Escola Oceano no Blue Planet Odyssey



Texto e imagens:  Prof.  Marcelo Visintainer Lopes

No mês de fevereiro fui convidado a participar como tripulante do time brasileiro comandado por James Belini (Blue Wind -Wind 44′) de algumas pernas do Rally de Volta ao Mundo promovido pelo velejador  Jimmy Cornell.
O convite se estendia do Caribe até a Polinésia Francesa (mais de 60 dias), mas tive que optar por uma perna curta em função da agenda da escola de vela em Florianópolis.
Acabei ficando com a perna Panamá (lado do Mar do Caribe) – Arquipélago das Ilhas Galápagos, no Pacífico.

Blue Wind

O Blue Wind que foi construído em São José dos Pinhais pela Wind Náutica, também responsável pelo Wind 34′. 
Quem assina o projeto é o argentino Nestor Volker, conhecido pelos seus barcos de cruzeiro rápido.
O veleiro é o mais novo da flotilha e também o mais bem equipado. Toda a tecnologia possível é encontrada a bordo e a maioria dos equipamentos e instrumentos são duplicados.
Sobre o Rally:
O Blue Planet Odyssey é um evento internacional de vela que tem o apoio da UNESCO, WMO e Intergovernmental Oceanographic Commission.

O velejador Jimmy Cornell além de promotor/organizador do evento é o autor das mais 
importantes referências bibliográficas sobre travessias ao redor do mundo.

Suas publicações mais importantes são:


Numeral do Blue Wind
Identificação do Blue Wind – Canal do Panamá
 Blue Wind subindo o primeiro dos 03 níveis que levam ao Lago Gatún
Ponte Centenário – fica no canal escavado chamado Corte Culebra 
Depois da ponte vem a Eclusa Pedro Miguel  (primeira comporta da descida para o Pacífico)
Eclusa Miraflores – o Pacífico está a apenas 20m de altura
 OM – o catamarã da segunda travessia do Canal do Panamá


OM – entrando na Eclusa Gatún
Mesa de navegação do Blue Wind
Os Doldrums – por Jimmy Cornell
Sobre a navegada no Pacífico:


No total navegado, motoramos apenas 12 horas, enquanto alguns veleiros motoraram por mais de 03 dias.
Escapamos bem da zona de calmaria (representação acima) e chegamos nas Galápagos no mesmo dia dos barcos que saíram quase dois dias na nossa frente.

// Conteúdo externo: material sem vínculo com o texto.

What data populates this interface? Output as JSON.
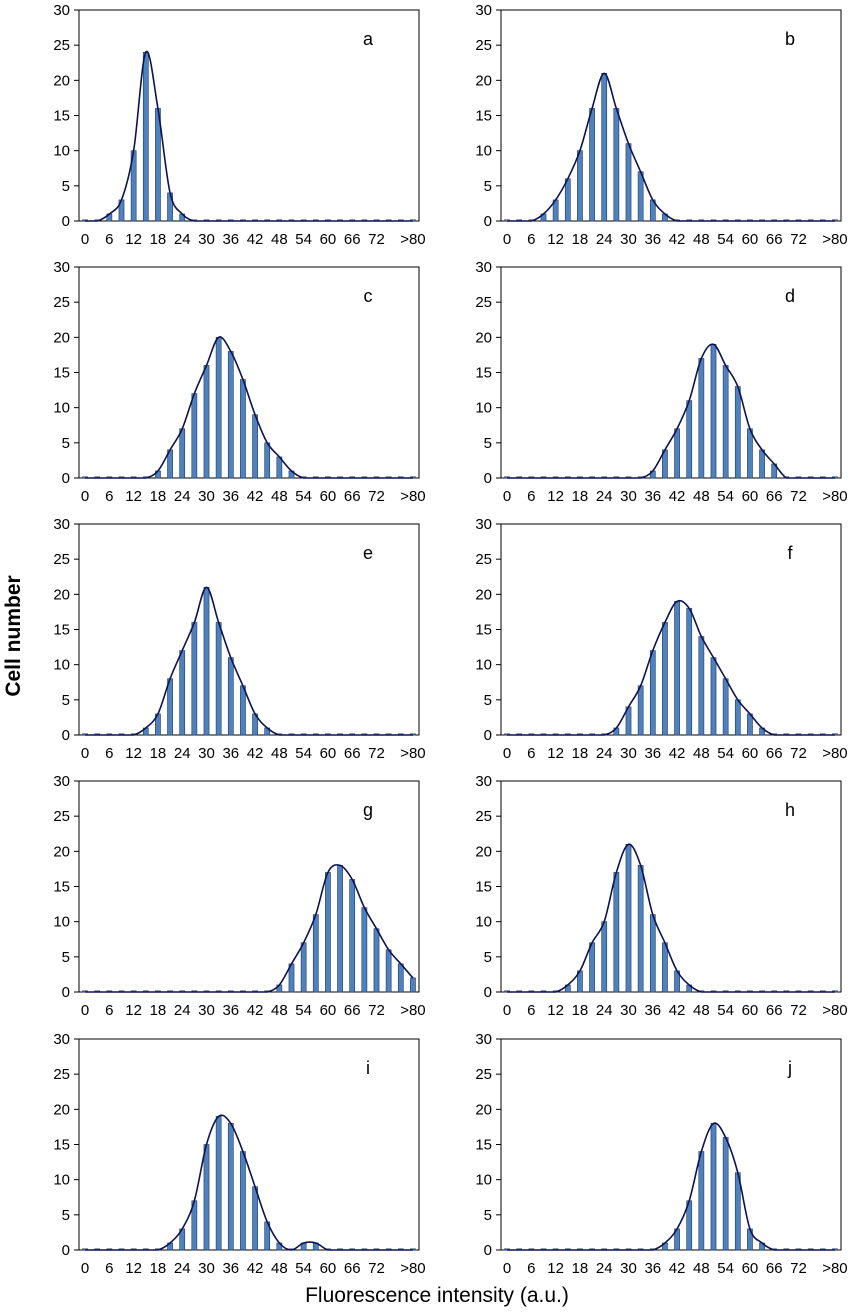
{
  "ylabel": "Cell number",
  "xlabel": "Fluorescence intensity (a.u.)",
  "colors": {
    "bar": "#4f81bd",
    "bar_edge": "#1f3864",
    "curve": "#0d1252",
    "axis": "#000000"
  },
  "chart_data": [
    {
      "type": "bar",
      "panel": "a",
      "categories": [
        "0",
        "3",
        "6",
        "9",
        "12",
        "15",
        "18",
        "21",
        "24",
        "27",
        "30",
        "33",
        "36",
        "39",
        "42",
        "45",
        "48",
        "51",
        "54",
        "57",
        "60",
        "63",
        "66",
        "69",
        "72",
        "75",
        "78",
        ">80"
      ],
      "values": [
        0,
        0,
        1,
        3,
        10,
        24,
        16,
        4,
        1,
        0,
        0,
        0,
        0,
        0,
        0,
        0,
        0,
        0,
        0,
        0,
        0,
        0,
        0,
        0,
        0,
        0,
        0,
        0
      ],
      "ylim": [
        0,
        30
      ],
      "yticks": [
        0,
        5,
        10,
        15,
        20,
        25,
        30
      ]
    },
    {
      "type": "bar",
      "panel": "b",
      "categories": [
        "0",
        "3",
        "6",
        "9",
        "12",
        "15",
        "18",
        "21",
        "24",
        "27",
        "30",
        "33",
        "36",
        "39",
        "42",
        "45",
        "48",
        "51",
        "54",
        "57",
        "60",
        "63",
        "66",
        "69",
        "72",
        "75",
        "78",
        ">80"
      ],
      "values": [
        0,
        0,
        0,
        1,
        3,
        6,
        10,
        16,
        21,
        16,
        11,
        7,
        3,
        1,
        0,
        0,
        0,
        0,
        0,
        0,
        0,
        0,
        0,
        0,
        0,
        0,
        0,
        0
      ],
      "ylim": [
        0,
        30
      ],
      "yticks": [
        0,
        5,
        10,
        15,
        20,
        25,
        30
      ]
    },
    {
      "type": "bar",
      "panel": "c",
      "categories": [
        "0",
        "3",
        "6",
        "9",
        "12",
        "15",
        "18",
        "21",
        "24",
        "27",
        "30",
        "33",
        "36",
        "39",
        "42",
        "45",
        "48",
        "51",
        "54",
        "57",
        "60",
        "63",
        "66",
        "69",
        "72",
        "75",
        "78",
        ">80"
      ],
      "values": [
        0,
        0,
        0,
        0,
        0,
        0,
        1,
        4,
        7,
        12,
        16,
        20,
        18,
        14,
        9,
        5,
        3,
        1,
        0,
        0,
        0,
        0,
        0,
        0,
        0,
        0,
        0,
        0
      ],
      "ylim": [
        0,
        30
      ],
      "yticks": [
        0,
        5,
        10,
        15,
        20,
        25,
        30
      ]
    },
    {
      "type": "bar",
      "panel": "d",
      "categories": [
        "0",
        "3",
        "6",
        "9",
        "12",
        "15",
        "18",
        "21",
        "24",
        "27",
        "30",
        "33",
        "36",
        "39",
        "42",
        "45",
        "48",
        "51",
        "54",
        "57",
        "60",
        "63",
        "66",
        "69",
        "72",
        "75",
        "78",
        ">80"
      ],
      "values": [
        0,
        0,
        0,
        0,
        0,
        0,
        0,
        0,
        0,
        0,
        0,
        0,
        1,
        4,
        7,
        11,
        17,
        19,
        16,
        13,
        7,
        4,
        2,
        0,
        0,
        0,
        0,
        0
      ],
      "ylim": [
        0,
        30
      ],
      "yticks": [
        0,
        5,
        10,
        15,
        20,
        25,
        30
      ]
    },
    {
      "type": "bar",
      "panel": "e",
      "categories": [
        "0",
        "3",
        "6",
        "9",
        "12",
        "15",
        "18",
        "21",
        "24",
        "27",
        "30",
        "33",
        "36",
        "39",
        "42",
        "45",
        "48",
        "51",
        "54",
        "57",
        "60",
        "63",
        "66",
        "69",
        "72",
        "75",
        "78",
        ">80"
      ],
      "values": [
        0,
        0,
        0,
        0,
        0,
        1,
        3,
        8,
        12,
        16,
        21,
        16,
        11,
        7,
        3,
        1,
        0,
        0,
        0,
        0,
        0,
        0,
        0,
        0,
        0,
        0,
        0,
        0
      ],
      "ylim": [
        0,
        30
      ],
      "yticks": [
        0,
        5,
        10,
        15,
        20,
        25,
        30
      ]
    },
    {
      "type": "bar",
      "panel": "f",
      "categories": [
        "0",
        "3",
        "6",
        "9",
        "12",
        "15",
        "18",
        "21",
        "24",
        "27",
        "30",
        "33",
        "36",
        "39",
        "42",
        "45",
        "48",
        "51",
        "54",
        "57",
        "60",
        "63",
        "66",
        "69",
        "72",
        "75",
        "78",
        ">80"
      ],
      "values": [
        0,
        0,
        0,
        0,
        0,
        0,
        0,
        0,
        0,
        1,
        4,
        7,
        12,
        16,
        19,
        18,
        14,
        11,
        8,
        5,
        3,
        1,
        0,
        0,
        0,
        0,
        0,
        0
      ],
      "ylim": [
        0,
        30
      ],
      "yticks": [
        0,
        5,
        10,
        15,
        20,
        25,
        30
      ]
    },
    {
      "type": "bar",
      "panel": "g",
      "categories": [
        "0",
        "3",
        "6",
        "9",
        "12",
        "15",
        "18",
        "21",
        "24",
        "27",
        "30",
        "33",
        "36",
        "39",
        "42",
        "45",
        "48",
        "51",
        "54",
        "57",
        "60",
        "63",
        "66",
        "69",
        "72",
        "75",
        "78",
        ">80"
      ],
      "values": [
        0,
        0,
        0,
        0,
        0,
        0,
        0,
        0,
        0,
        0,
        0,
        0,
        0,
        0,
        0,
        0,
        1,
        4,
        7,
        11,
        17,
        18,
        16,
        12,
        9,
        6,
        4,
        2
      ],
      "ylim": [
        0,
        30
      ],
      "yticks": [
        0,
        5,
        10,
        15,
        20,
        25,
        30
      ]
    },
    {
      "type": "bar",
      "panel": "h",
      "categories": [
        "0",
        "3",
        "6",
        "9",
        "12",
        "15",
        "18",
        "21",
        "24",
        "27",
        "30",
        "33",
        "36",
        "39",
        "42",
        "45",
        "48",
        "51",
        "54",
        "57",
        "60",
        "63",
        "66",
        "69",
        "72",
        "75",
        "78",
        ">80"
      ],
      "values": [
        0,
        0,
        0,
        0,
        0,
        1,
        3,
        7,
        10,
        17,
        21,
        18,
        11,
        7,
        3,
        1,
        0,
        0,
        0,
        0,
        0,
        0,
        0,
        0,
        0,
        0,
        0,
        0
      ],
      "ylim": [
        0,
        30
      ],
      "yticks": [
        0,
        5,
        10,
        15,
        20,
        25,
        30
      ]
    },
    {
      "type": "bar",
      "panel": "i",
      "categories": [
        "0",
        "3",
        "6",
        "9",
        "12",
        "15",
        "18",
        "21",
        "24",
        "27",
        "30",
        "33",
        "36",
        "39",
        "42",
        "45",
        "48",
        "51",
        "54",
        "57",
        "60",
        "63",
        "66",
        "69",
        "72",
        "75",
        "78",
        ">80"
      ],
      "values": [
        0,
        0,
        0,
        0,
        0,
        0,
        0,
        1,
        3,
        7,
        15,
        19,
        18,
        14,
        9,
        4,
        1,
        0,
        1,
        1,
        0,
        0,
        0,
        0,
        0,
        0,
        0,
        0
      ],
      "ylim": [
        0,
        30
      ],
      "yticks": [
        0,
        5,
        10,
        15,
        20,
        25,
        30
      ]
    },
    {
      "type": "bar",
      "panel": "j",
      "categories": [
        "0",
        "3",
        "6",
        "9",
        "12",
        "15",
        "18",
        "21",
        "24",
        "27",
        "30",
        "33",
        "36",
        "39",
        "42",
        "45",
        "48",
        "51",
        "54",
        "57",
        "60",
        "63",
        "66",
        "69",
        "72",
        "75",
        "78",
        ">80"
      ],
      "values": [
        0,
        0,
        0,
        0,
        0,
        0,
        0,
        0,
        0,
        0,
        0,
        0,
        0,
        1,
        3,
        7,
        14,
        18,
        16,
        11,
        3,
        1,
        0,
        0,
        0,
        0,
        0,
        0
      ],
      "ylim": [
        0,
        30
      ],
      "yticks": [
        0,
        5,
        10,
        15,
        20,
        25,
        30
      ]
    }
  ]
}
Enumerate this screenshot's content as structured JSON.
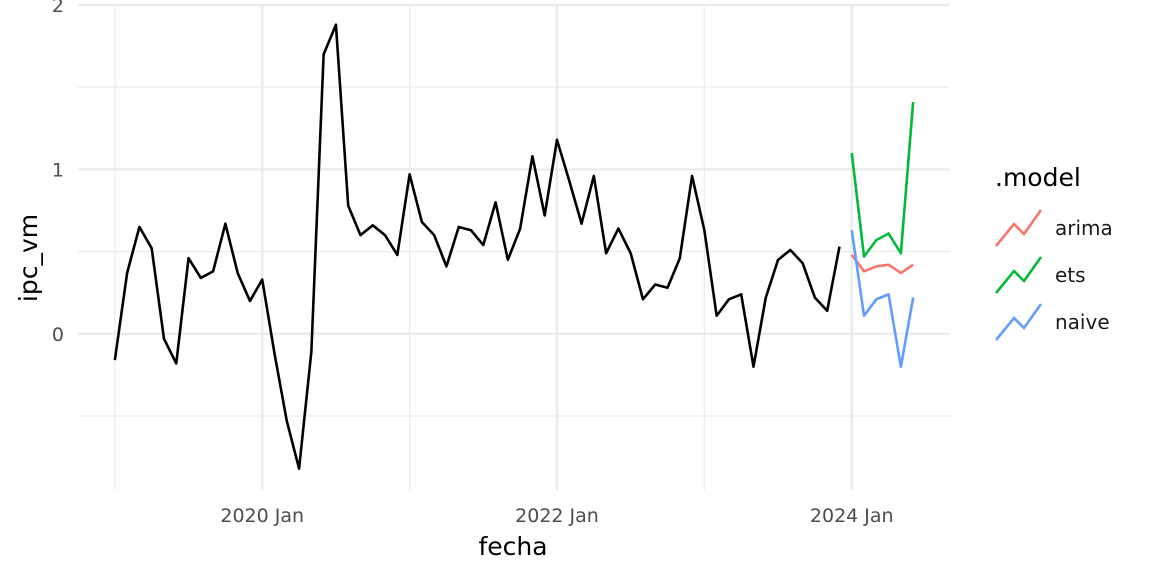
{
  "chart_data": {
    "type": "line",
    "xlabel": "fecha",
    "ylabel": "ipc_vm",
    "x_tick_labels": [
      "2020 Jan",
      "2022 Jan",
      "2024 Jan"
    ],
    "x_tick_values": [
      "2020-01",
      "2022-01",
      "2024-01"
    ],
    "y_tick_values": [
      0,
      1,
      2
    ],
    "y_tick_labels": [
      "0",
      "1",
      "2"
    ],
    "xlim": [
      "2018-10",
      "2024-09"
    ],
    "ylim": [
      -0.95,
      2.0
    ],
    "grid": true,
    "legend": {
      "title": ".model",
      "position": "right",
      "entries": [
        "arima",
        "ets",
        "naive"
      ]
    },
    "history": {
      "color": "#000000",
      "x": [
        "2019-01",
        "2019-02",
        "2019-03",
        "2019-04",
        "2019-05",
        "2019-06",
        "2019-07",
        "2019-08",
        "2019-09",
        "2019-10",
        "2019-11",
        "2019-12",
        "2020-01",
        "2020-02",
        "2020-03",
        "2020-04",
        "2020-05",
        "2020-06",
        "2020-07",
        "2020-08",
        "2020-09",
        "2020-10",
        "2020-11",
        "2020-12",
        "2021-01",
        "2021-02",
        "2021-03",
        "2021-04",
        "2021-05",
        "2021-06",
        "2021-07",
        "2021-08",
        "2021-09",
        "2021-10",
        "2021-11",
        "2021-12",
        "2022-01",
        "2022-02",
        "2022-03",
        "2022-04",
        "2022-05",
        "2022-06",
        "2022-07",
        "2022-08",
        "2022-09",
        "2022-10",
        "2022-11",
        "2022-12",
        "2023-01",
        "2023-02",
        "2023-03",
        "2023-04",
        "2023-05",
        "2023-06",
        "2023-07",
        "2023-08",
        "2023-09",
        "2023-10",
        "2023-11",
        "2023-12"
      ],
      "values": [
        -0.16,
        0.37,
        0.65,
        0.52,
        -0.03,
        -0.18,
        0.46,
        0.34,
        0.38,
        0.67,
        0.37,
        0.2,
        0.33,
        -0.12,
        -0.53,
        -0.82,
        -0.11,
        1.7,
        1.88,
        0.78,
        0.6,
        0.66,
        0.6,
        0.48,
        0.97,
        0.68,
        0.6,
        0.41,
        0.65,
        0.63,
        0.54,
        0.8,
        0.45,
        0.64,
        1.08,
        0.72,
        1.18,
        0.93,
        0.67,
        0.96,
        0.49,
        0.64,
        0.49,
        0.21,
        0.3,
        0.28,
        0.46,
        0.96,
        0.63,
        0.11,
        0.21,
        0.24,
        -0.2,
        0.22,
        0.45,
        0.51,
        0.43,
        0.22,
        0.14,
        0.53
      ]
    },
    "series": [
      {
        "name": "arima",
        "color": "#F8766D",
        "x": [
          "2024-01",
          "2024-02",
          "2024-03",
          "2024-04",
          "2024-05",
          "2024-06"
        ],
        "values": [
          0.48,
          0.38,
          0.41,
          0.42,
          0.37,
          0.42
        ]
      },
      {
        "name": "ets",
        "color": "#00BA38",
        "x": [
          "2024-01",
          "2024-02",
          "2024-03",
          "2024-04",
          "2024-05",
          "2024-06"
        ],
        "values": [
          1.1,
          0.47,
          0.57,
          0.61,
          0.49,
          1.41
        ]
      },
      {
        "name": "naive",
        "color": "#619CFF",
        "x": [
          "2024-01",
          "2024-02",
          "2024-03",
          "2024-04",
          "2024-05",
          "2024-06"
        ],
        "values": [
          0.63,
          0.11,
          0.21,
          0.24,
          -0.2,
          0.22
        ]
      }
    ]
  }
}
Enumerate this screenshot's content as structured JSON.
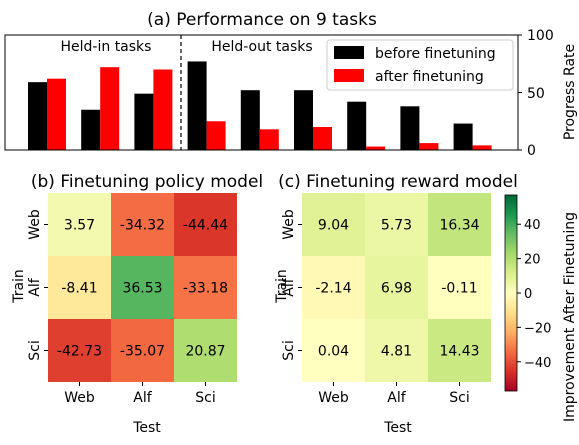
{
  "colors": {
    "before": "#000000",
    "after": "#ff0000",
    "cmap": [
      "#a50026",
      "#d73027",
      "#f46d43",
      "#fdae61",
      "#fee08b",
      "#ffffbf",
      "#d9ef8b",
      "#a6d96a",
      "#66bd63",
      "#1a9850",
      "#006837"
    ]
  },
  "chart_data": [
    {
      "type": "bar",
      "title": "(a) Performance on 9 tasks",
      "ylabel": "Progress Rate",
      "ylim": [
        0,
        100
      ],
      "yticks": [
        "0",
        "50",
        "100"
      ],
      "groups": [
        "Held-in tasks",
        "Held-out tasks"
      ],
      "legend_placement": "top-right",
      "series": [
        {
          "name": "before finetuning",
          "values": [
            59,
            35,
            49,
            77,
            52,
            52,
            42,
            38,
            23
          ]
        },
        {
          "name": "after finetuning",
          "values": [
            62,
            72,
            70,
            25,
            18,
            20,
            3,
            6,
            4
          ]
        }
      ]
    },
    {
      "type": "heatmap",
      "title": "(b) Finetuning policy model",
      "xlabel": "Test",
      "ylabel": "Train",
      "x_categories": [
        "Web",
        "Alf",
        "Sci"
      ],
      "y_categories": [
        "Web",
        "Alf",
        "Sci"
      ],
      "values": [
        [
          3.57,
          -34.32,
          -44.44
        ],
        [
          -8.41,
          36.53,
          -33.18
        ],
        [
          -42.73,
          -35.07,
          20.87
        ]
      ],
      "labels": [
        [
          "3.57",
          "-34.32",
          "-44.44"
        ],
        [
          "-8.41",
          "36.53",
          "-33.18"
        ],
        [
          "-42.73",
          "-35.07",
          "20.87"
        ]
      ]
    },
    {
      "type": "heatmap",
      "title": "(c) Finetuning reward model",
      "xlabel": "Test",
      "ylabel": "Train",
      "x_categories": [
        "Web",
        "Alf",
        "Sci"
      ],
      "y_categories": [
        "Web",
        "Alf",
        "Sci"
      ],
      "values": [
        [
          9.04,
          5.73,
          16.34
        ],
        [
          -2.14,
          6.98,
          -0.11
        ],
        [
          0.04,
          4.81,
          14.43
        ]
      ],
      "labels": [
        [
          "9.04",
          "5.73",
          "16.34"
        ],
        [
          "-2.14",
          "6.98",
          "-0.11"
        ],
        [
          "0.04",
          "4.81",
          "14.43"
        ]
      ]
    },
    {
      "type": "colorbar",
      "label": "Improvement After Finetuning",
      "range": [
        -57,
        57
      ],
      "ticks": [
        {
          "value": 40,
          "label": "40"
        },
        {
          "value": 20,
          "label": "20"
        },
        {
          "value": 0,
          "label": "0"
        },
        {
          "value": -20,
          "label": "−20"
        },
        {
          "value": -40,
          "label": "−40"
        }
      ]
    }
  ]
}
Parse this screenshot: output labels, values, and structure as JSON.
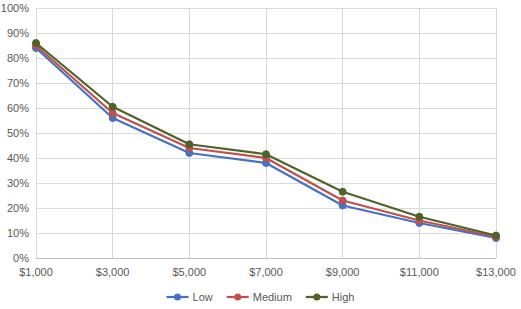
{
  "chart_data": {
    "type": "line",
    "categories": [
      "$1,000",
      "$3,000",
      "$5,000",
      "$7,000",
      "$9,000",
      "$11,000",
      "$13,000"
    ],
    "series": [
      {
        "name": "Low",
        "color": "#4472c4",
        "values": [
          84,
          56,
          42,
          38,
          21,
          14,
          8
        ]
      },
      {
        "name": "Medium",
        "color": "#c0504d",
        "values": [
          85,
          58,
          44,
          40,
          23,
          15,
          8.5
        ]
      },
      {
        "name": "High",
        "color": "#4f6228",
        "values": [
          86,
          60.5,
          45.5,
          41.5,
          26.5,
          16.5,
          9
        ]
      }
    ],
    "ylim": [
      0,
      100
    ],
    "yticks": [
      {
        "value": 0,
        "label": "0%"
      },
      {
        "value": 10,
        "label": "10%"
      },
      {
        "value": 20,
        "label": "20%"
      },
      {
        "value": 30,
        "label": "30%"
      },
      {
        "value": 40,
        "label": "40%"
      },
      {
        "value": 50,
        "label": "50%"
      },
      {
        "value": 60,
        "label": "60%"
      },
      {
        "value": 70,
        "label": "70%"
      },
      {
        "value": 80,
        "label": "80%"
      },
      {
        "value": 90,
        "label": "90%"
      },
      {
        "value": 100,
        "label": "100%"
      }
    ],
    "grid": true,
    "legend": "bottom",
    "marker": "circle"
  }
}
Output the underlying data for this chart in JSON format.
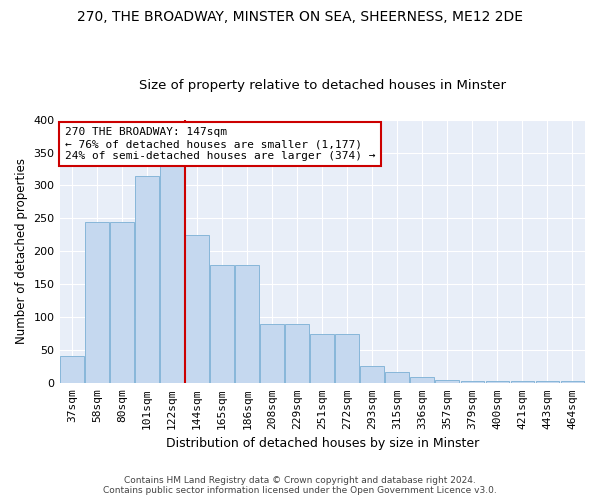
{
  "title1": "270, THE BROADWAY, MINSTER ON SEA, SHEERNESS, ME12 2DE",
  "title2": "Size of property relative to detached houses in Minster",
  "xlabel": "Distribution of detached houses by size in Minster",
  "ylabel": "Number of detached properties",
  "categories": [
    "37sqm",
    "58sqm",
    "80sqm",
    "101sqm",
    "122sqm",
    "144sqm",
    "165sqm",
    "186sqm",
    "208sqm",
    "229sqm",
    "251sqm",
    "272sqm",
    "293sqm",
    "315sqm",
    "336sqm",
    "357sqm",
    "379sqm",
    "400sqm",
    "421sqm",
    "443sqm",
    "464sqm"
  ],
  "values": [
    42,
    245,
    245,
    315,
    335,
    225,
    180,
    180,
    90,
    90,
    75,
    75,
    27,
    17,
    10,
    5,
    4,
    3,
    3,
    3,
    3
  ],
  "bar_color": "#c5d8ef",
  "bar_edge_color": "#7aafd4",
  "bar_width": 0.95,
  "vline_color": "#cc0000",
  "annotation_text": "270 THE BROADWAY: 147sqm\n← 76% of detached houses are smaller (1,177)\n24% of semi-detached houses are larger (374) →",
  "annotation_box_facecolor": "#ffffff",
  "annotation_box_edgecolor": "#cc0000",
  "ylim": [
    0,
    400
  ],
  "yticks": [
    0,
    50,
    100,
    150,
    200,
    250,
    300,
    350,
    400
  ],
  "plot_bg_color": "#e8eef8",
  "footer1": "Contains HM Land Registry data © Crown copyright and database right 2024.",
  "footer2": "Contains public sector information licensed under the Open Government Licence v3.0.",
  "title1_fontsize": 10,
  "title2_fontsize": 9.5,
  "xlabel_fontsize": 9,
  "ylabel_fontsize": 8.5,
  "tick_fontsize": 8,
  "annotation_fontsize": 8,
  "footer_fontsize": 6.5
}
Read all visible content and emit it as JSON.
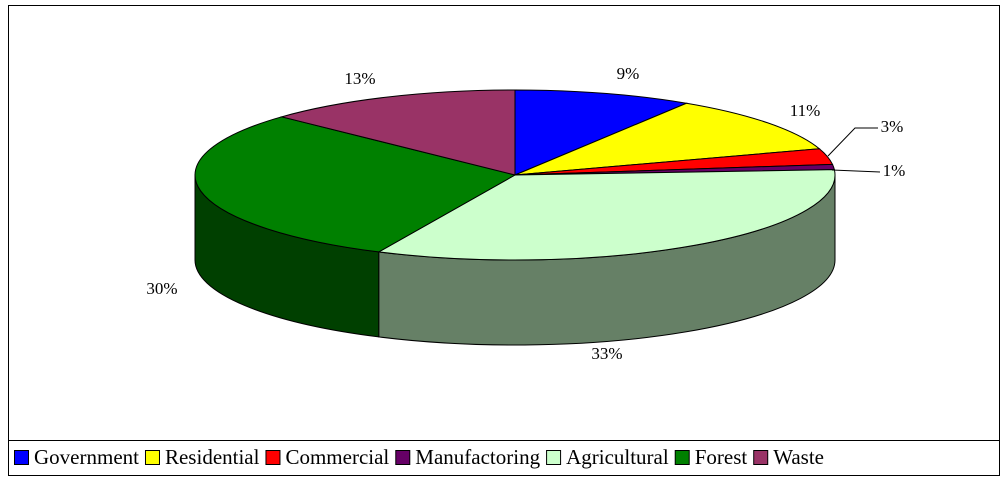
{
  "chart_data": {
    "type": "pie",
    "categories": [
      "Government",
      "Residential",
      "Commercial",
      "Manufactoring",
      "Agricultural",
      "Forest",
      "Waste"
    ],
    "values": [
      9,
      11,
      3,
      1,
      33,
      30,
      13
    ],
    "value_labels": [
      "9%",
      "11%",
      "3%",
      "1%",
      "33%",
      "30%",
      "13%"
    ],
    "colors": [
      "#0000ff",
      "#ffff00",
      "#ff0000",
      "#660066",
      "#ccffcc",
      "#008000",
      "#993366"
    ],
    "legend": "bottom"
  }
}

A escolha da rota, a previsão meteorológica e o conhecimento das condições predominantes na região, neste caso a Zona de Convergência Intertropical (ITCZ), foi decisiva para diminuirmos o tempo estimado de chegada. 
A ITCZ é uma zona de calmarias severas onde predominam as altas temperaturas e baixas pressões. Pode apresentar larguras que variam entre 50 a 300 milhas

As previsões eram constantemente atualizadas pelo nosso comandante e jogadas sobre a carta náutica (software MaxSea da Furuno), possibilitando rápidas tomadas de decisão em relação ao melhor rumo a tomar.
Nem sempre o melhor rumo é direto para o objetivo e por isto fizemos um caminho um pouco mais longo, porém mais otimizado em relação à velocidade do vento.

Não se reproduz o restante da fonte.